Albino adult Xenopus ovaries were preserved for immunocytochemical staining by freeze-substitution (Shiurba et al., 1991). Sections were cut at a thickness of 8 μm and mounted on poly-L-lysine coated glass slides (Matunami glass IND., Ltd, Japan). Sections were deparaffinized in xylene, rehydrated in a graded ethanol series, and washed in deionized water for 5 minutes. The samples were then treated with 0.3% hydrogen peroxide in absolute methanol for 30 minutes to inhibit endogenous peroxidase activity. The slides were rinsed in water and washed in TBS (50 mM Tris-HCl, 150 mM NaCl, pH 7.4) for 10 minutes. Non-specific protein binding was blocked by incubation with 3% normal goat serum (NGS) in TBS for 2 hours. Working dilutions of primary antibodies (1:200 anti-aPKC) were prepared in TBS with 1% normal goat serum (NGS). For negative controls, primary antibodies were pre-absorbed with 200 μg/ml of the corresponding peptide overnight at 4°C, then applied to sections overnight at 4°C. Sections were washed in TBS for 30 minutes. Then, a peroxidase-conjugated goat anti-rabbit IgG (Bio-Rad, Richmond, CA, USA) secondary antibody, diluted 1:2000 in TBS containing 1.5% NGS, was applied for 2 hours. Sections were washed again for 30 minutes, and developed for 8-30 minutes in 0.25 mg/ml 3,3‵-diaminobenzidine (DAB) chromogen, 0.05% hydrogen peroxide in 50 mM Tris-HCl, pH 7.4. Finally, the sections were dehydrated in ethanol and xylene, and glass coverslips were applied with Permount (Fisher Scientific, Fair Lawn, NJ, USA) for photomicrography.

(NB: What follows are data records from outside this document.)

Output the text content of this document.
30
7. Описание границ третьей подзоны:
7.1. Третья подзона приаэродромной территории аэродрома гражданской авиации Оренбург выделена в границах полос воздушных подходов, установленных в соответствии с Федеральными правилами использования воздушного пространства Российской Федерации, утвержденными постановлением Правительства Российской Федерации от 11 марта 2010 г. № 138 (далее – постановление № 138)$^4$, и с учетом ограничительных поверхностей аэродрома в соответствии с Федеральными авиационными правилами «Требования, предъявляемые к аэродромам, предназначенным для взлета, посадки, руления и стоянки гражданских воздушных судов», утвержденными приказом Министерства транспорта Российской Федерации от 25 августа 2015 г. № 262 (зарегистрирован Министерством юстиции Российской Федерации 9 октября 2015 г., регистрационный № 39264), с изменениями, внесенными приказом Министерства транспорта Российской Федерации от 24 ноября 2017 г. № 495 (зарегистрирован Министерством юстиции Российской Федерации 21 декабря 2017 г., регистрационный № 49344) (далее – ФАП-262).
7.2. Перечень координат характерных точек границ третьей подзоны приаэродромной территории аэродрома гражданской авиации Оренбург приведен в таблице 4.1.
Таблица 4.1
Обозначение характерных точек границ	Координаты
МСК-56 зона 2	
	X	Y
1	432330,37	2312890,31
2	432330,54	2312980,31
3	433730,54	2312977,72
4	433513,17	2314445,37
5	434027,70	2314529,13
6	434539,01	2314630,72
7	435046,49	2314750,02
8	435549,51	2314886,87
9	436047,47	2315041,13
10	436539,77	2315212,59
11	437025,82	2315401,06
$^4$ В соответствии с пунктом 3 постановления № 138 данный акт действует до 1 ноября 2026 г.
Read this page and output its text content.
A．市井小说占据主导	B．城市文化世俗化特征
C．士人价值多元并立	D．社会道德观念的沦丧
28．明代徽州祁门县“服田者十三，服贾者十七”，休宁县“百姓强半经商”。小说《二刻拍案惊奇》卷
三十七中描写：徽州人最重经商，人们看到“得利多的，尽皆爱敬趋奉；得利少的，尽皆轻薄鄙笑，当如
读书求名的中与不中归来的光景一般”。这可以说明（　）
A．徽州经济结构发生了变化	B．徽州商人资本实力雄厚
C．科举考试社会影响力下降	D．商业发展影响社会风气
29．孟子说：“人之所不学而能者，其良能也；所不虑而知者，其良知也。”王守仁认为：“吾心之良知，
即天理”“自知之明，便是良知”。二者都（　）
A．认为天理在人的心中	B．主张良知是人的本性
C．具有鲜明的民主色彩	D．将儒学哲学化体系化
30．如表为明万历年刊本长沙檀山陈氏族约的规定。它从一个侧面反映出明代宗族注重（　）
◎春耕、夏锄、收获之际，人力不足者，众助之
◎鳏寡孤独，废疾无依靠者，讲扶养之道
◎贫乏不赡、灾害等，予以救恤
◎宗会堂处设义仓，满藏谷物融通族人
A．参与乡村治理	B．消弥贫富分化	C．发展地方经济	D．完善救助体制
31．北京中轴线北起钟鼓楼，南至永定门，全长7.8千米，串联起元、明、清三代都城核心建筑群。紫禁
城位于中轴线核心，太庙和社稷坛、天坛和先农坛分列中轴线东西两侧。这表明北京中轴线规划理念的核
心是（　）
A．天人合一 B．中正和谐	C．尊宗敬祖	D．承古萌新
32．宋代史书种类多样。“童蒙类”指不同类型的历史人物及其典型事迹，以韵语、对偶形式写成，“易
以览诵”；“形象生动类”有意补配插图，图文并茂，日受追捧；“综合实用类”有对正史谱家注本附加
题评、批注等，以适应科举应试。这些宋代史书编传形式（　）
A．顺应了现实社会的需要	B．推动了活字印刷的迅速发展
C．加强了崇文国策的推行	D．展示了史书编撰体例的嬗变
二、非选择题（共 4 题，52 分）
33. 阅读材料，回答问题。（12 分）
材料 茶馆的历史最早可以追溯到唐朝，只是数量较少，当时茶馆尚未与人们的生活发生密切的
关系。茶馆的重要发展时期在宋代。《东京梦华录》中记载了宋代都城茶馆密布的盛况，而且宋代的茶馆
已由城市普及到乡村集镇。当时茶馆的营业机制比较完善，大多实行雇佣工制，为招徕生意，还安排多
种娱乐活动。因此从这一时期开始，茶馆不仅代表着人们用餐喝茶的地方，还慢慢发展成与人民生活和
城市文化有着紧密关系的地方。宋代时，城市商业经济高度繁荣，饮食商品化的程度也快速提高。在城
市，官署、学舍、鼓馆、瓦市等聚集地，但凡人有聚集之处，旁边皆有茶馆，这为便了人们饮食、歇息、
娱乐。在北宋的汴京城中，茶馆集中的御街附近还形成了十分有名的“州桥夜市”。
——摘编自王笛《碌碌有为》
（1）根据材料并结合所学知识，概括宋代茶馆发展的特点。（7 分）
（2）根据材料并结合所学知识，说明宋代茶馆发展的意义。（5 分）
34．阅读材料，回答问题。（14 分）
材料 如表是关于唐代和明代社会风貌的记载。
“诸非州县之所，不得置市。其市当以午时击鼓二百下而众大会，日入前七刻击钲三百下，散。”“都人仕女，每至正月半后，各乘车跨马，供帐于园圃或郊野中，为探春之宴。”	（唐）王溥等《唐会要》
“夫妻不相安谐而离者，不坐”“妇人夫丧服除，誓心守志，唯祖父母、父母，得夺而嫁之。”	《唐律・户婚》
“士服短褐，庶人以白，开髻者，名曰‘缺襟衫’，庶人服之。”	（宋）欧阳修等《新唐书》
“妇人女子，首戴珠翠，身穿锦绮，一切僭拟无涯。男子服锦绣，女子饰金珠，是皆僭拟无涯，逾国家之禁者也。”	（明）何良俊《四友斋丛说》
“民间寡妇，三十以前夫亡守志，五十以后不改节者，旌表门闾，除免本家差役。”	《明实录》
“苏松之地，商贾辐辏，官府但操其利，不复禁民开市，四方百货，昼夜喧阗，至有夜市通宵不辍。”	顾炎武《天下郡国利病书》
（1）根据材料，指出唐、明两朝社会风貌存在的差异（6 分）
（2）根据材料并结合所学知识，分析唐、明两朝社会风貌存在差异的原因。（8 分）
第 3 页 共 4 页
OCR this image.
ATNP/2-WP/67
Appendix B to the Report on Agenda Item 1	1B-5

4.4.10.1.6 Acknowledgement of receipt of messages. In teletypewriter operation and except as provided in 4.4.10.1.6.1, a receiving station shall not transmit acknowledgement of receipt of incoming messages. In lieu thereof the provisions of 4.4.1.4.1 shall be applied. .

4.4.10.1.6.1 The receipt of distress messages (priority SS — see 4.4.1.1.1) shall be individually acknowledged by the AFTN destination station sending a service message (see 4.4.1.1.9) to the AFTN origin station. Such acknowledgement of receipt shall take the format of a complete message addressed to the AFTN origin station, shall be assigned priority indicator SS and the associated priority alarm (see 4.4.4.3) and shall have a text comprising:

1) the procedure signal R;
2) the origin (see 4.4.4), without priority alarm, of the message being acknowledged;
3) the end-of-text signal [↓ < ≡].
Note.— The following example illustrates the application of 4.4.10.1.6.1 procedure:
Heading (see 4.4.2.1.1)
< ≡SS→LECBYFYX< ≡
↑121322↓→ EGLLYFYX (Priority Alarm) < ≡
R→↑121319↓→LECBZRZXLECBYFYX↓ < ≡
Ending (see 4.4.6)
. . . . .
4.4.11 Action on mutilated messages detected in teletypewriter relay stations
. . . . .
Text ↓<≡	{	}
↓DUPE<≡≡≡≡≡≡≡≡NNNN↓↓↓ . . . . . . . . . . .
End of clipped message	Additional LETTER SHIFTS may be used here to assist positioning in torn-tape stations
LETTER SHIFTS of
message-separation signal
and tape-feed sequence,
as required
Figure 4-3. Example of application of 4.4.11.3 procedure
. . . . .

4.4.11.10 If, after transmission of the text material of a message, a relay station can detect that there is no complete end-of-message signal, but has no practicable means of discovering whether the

Albino or wild-type Xenopus oocytes and dejellied embryos were fixed for longer than overnight at room temperature in Dent fixative (20% DMSO, 80% methanol) (Klymkowsky and Hanken, 1991). The fixed oocytes and embryos were bleached for 12 hours to 4 days in 10% hydrogen peroxide diluted in Dent fixative to block endogenous peroxidase. Samples were washed with TBS for 30 minutes at 4°C, then they were incubated overnight at 4°C in blocking solution (3% normal goat serum (NGS) diluted in 95% calf serum/5% DMSO). After blocking, the samples were incubated with primary antibodies overnight at 4°C. Working dilutions of primary antibodies (1:200 anti-ASIP; 1:200 anti-nPKCζ; 1 ng/ml of normal rabbit IgG) were prepared in 1.5% NGS diluted in 95% calf serum/5%DMSO. For absorption measurement, primary antibody was incubated with excessive GST-ASIP 712/936 protein, pre-incubated with Glutathione Sepharose 4B (Pharmacia Bio-tech, Inc.) for 2 hours at 4°C, and clarified by centrifugation at 15,000 g for 30 minutes. Samples were washed five times at 4°C in TBS for 60 minutes each time and incubated overnight at 4°C in secondary antibody, peroxidase-conjugated goat anti-rabbit IgG (Bio-Rad), diluted 1:2000 as for primary antibodies. The samples were washed five times for 60 minutes each, and developed for 30 minutes in 0.25 mg/ml 3,3′-diaminobenzidine tetrahydrochloride, 0.05% (v/v) hydrogen peroxide in TBS. The reactions were stopped by dehydration with methanol. Images were captured under a KEYENCE digital microscope (VH-6300) and manipulated using Adobe Photoshop software.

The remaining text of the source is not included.